Search code examples
elasticsearchkuberneteslogstashkubernetes-helmfluent-bit

Elasticsearch Dynamic Field Mapping and JSON Dot Notation


I'm trying to write logs to an Elasticsearch index from a Kubernetes cluster. Fluent-bit is being used to read stdout and it enriches the logs with metadata including pod labels. A simplified example log object is

{
  "log": "This is a log message.",
  "kubernetes": {
    "labels": {
      "app": "application-1"
    }
  }
}

The problem is that a few other applications deployed to the cluster have labels of the following format:

{
  "log": "This is another log message.",
  "kubernetes": {
    "labels": {
      "app.kubernetes.io/name": "application-2"
    }
  }
}

These applications are installed via Helm charts and the newer ones are following the label and selector conventions as laid out here. The naming convention for labels and selectors was updated in Dec 2018, seen here, and not all charts have been updated to reflect this.

The end result of this is that depending on which type of label format makes it into an Elastic index first, trying to send the other type in will throw a mapping exception. If I create a new empty index and send in the namespaced label first, attempting to log the simple app label will throw this exception:

object mapping for [kubernetes.labels.app] tried to parse field [kubernetes.labels.app] as object, but found a concrete value

The opposite situation, posting the namespaced label second, results in this exception:

Could not dynamically add mapping for field [kubernetes.labels.app.kubernetes.io/name]. Existing mapping for [kubernetes.labels.app] must be of type object but found [text].

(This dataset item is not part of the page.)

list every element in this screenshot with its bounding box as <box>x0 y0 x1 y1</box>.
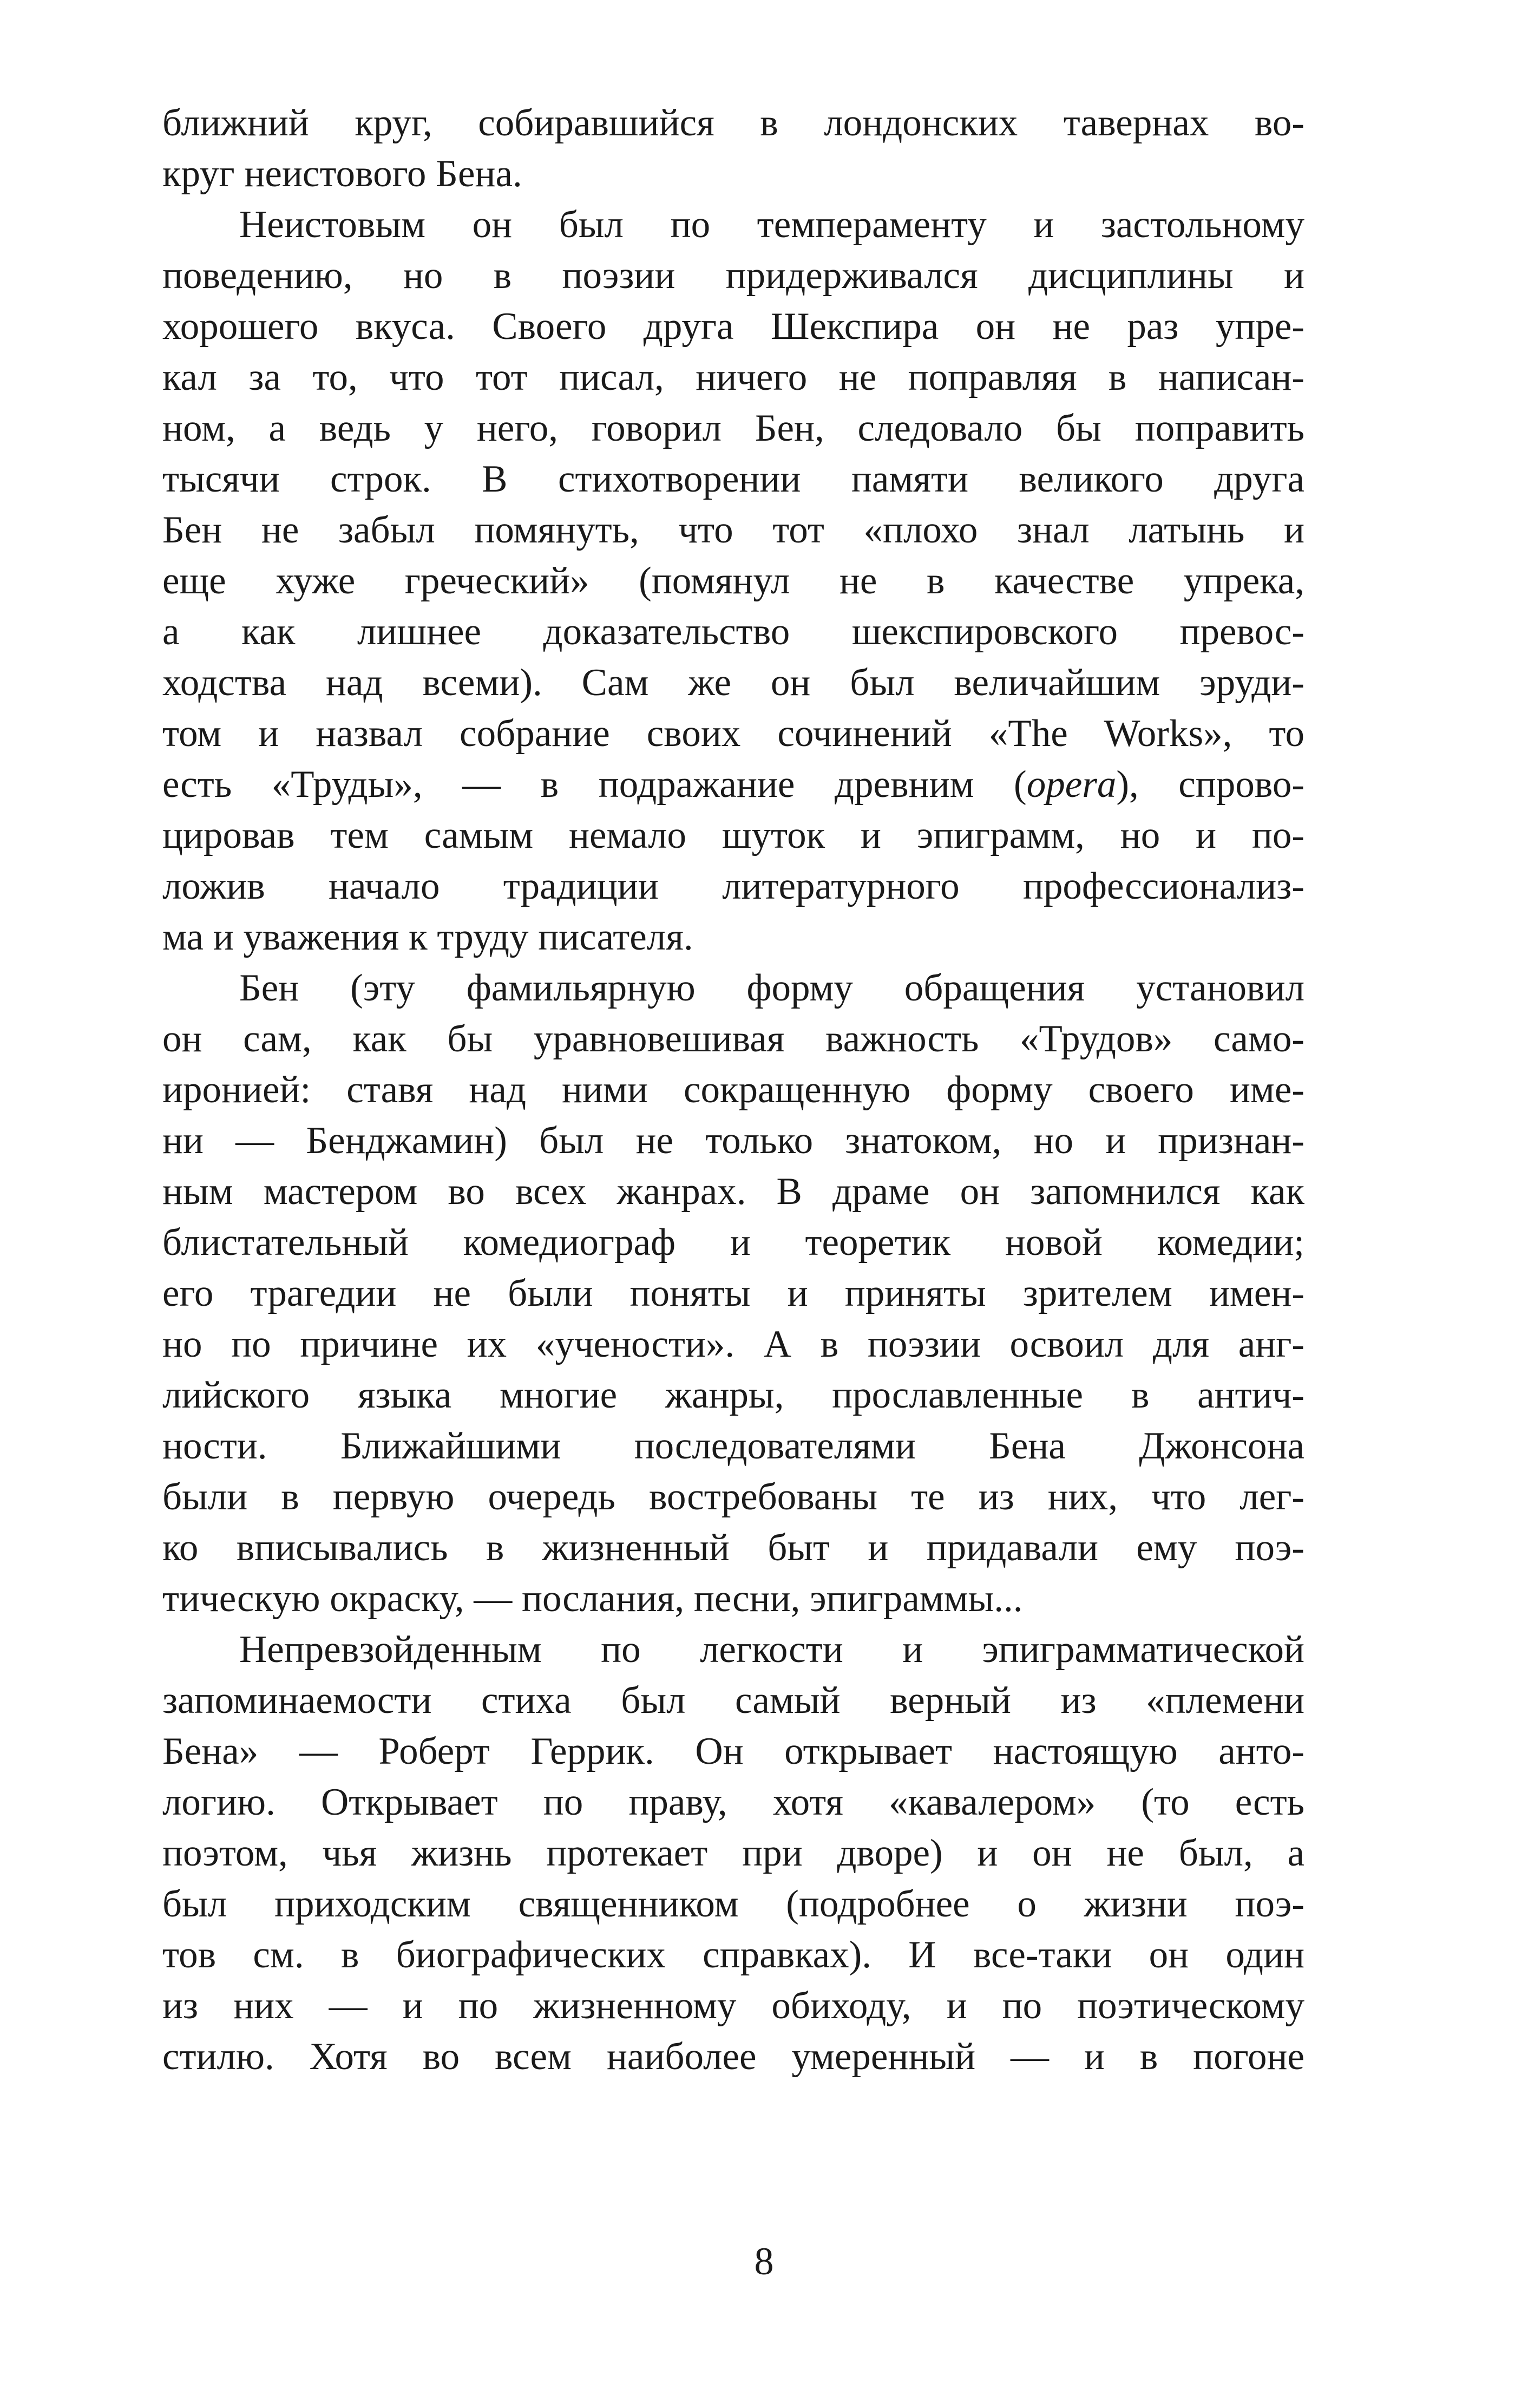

What I suspect is happening is that Elasticsearch sees the periods in the field name as JSON dot notation and is trying to flesh it out as an object. I was able to find this PR from 2015 which explicitly disallows periods in field names however it seems to have been reversed in 2016 with this PR. There is also this multi-year thread from 2015-2017 discussing this issue but I was unable to find anything recent involving the latest versions.

My current thoughts on moving forward is to standardize the Helm charts we are using to have all of the labels use the same convention. This seems like a band-aid on the underlying issue though which is that I feel like I'm missing something obvious in the configuration of Elasticsearch and dynamic field mappings.

Any help here would be appreciated.


Solution

  • I opted to use the Logstash mutate filter with the rename option as described here:

    https://www.elastic.co/guide/en/logstash/current/plugins-filters-mutate.html#plugins-filters-mutate-rename

    The end result looked something like this:

    filter {
      mutate {
        '[kubernetes][labels][app]'   => '[kubernetes][labels][app.kubernetes.io/name]'
        '[kubernetes][labels][chart]' => '[kubernetes][labels][helm.sh/chart]'
      }
    }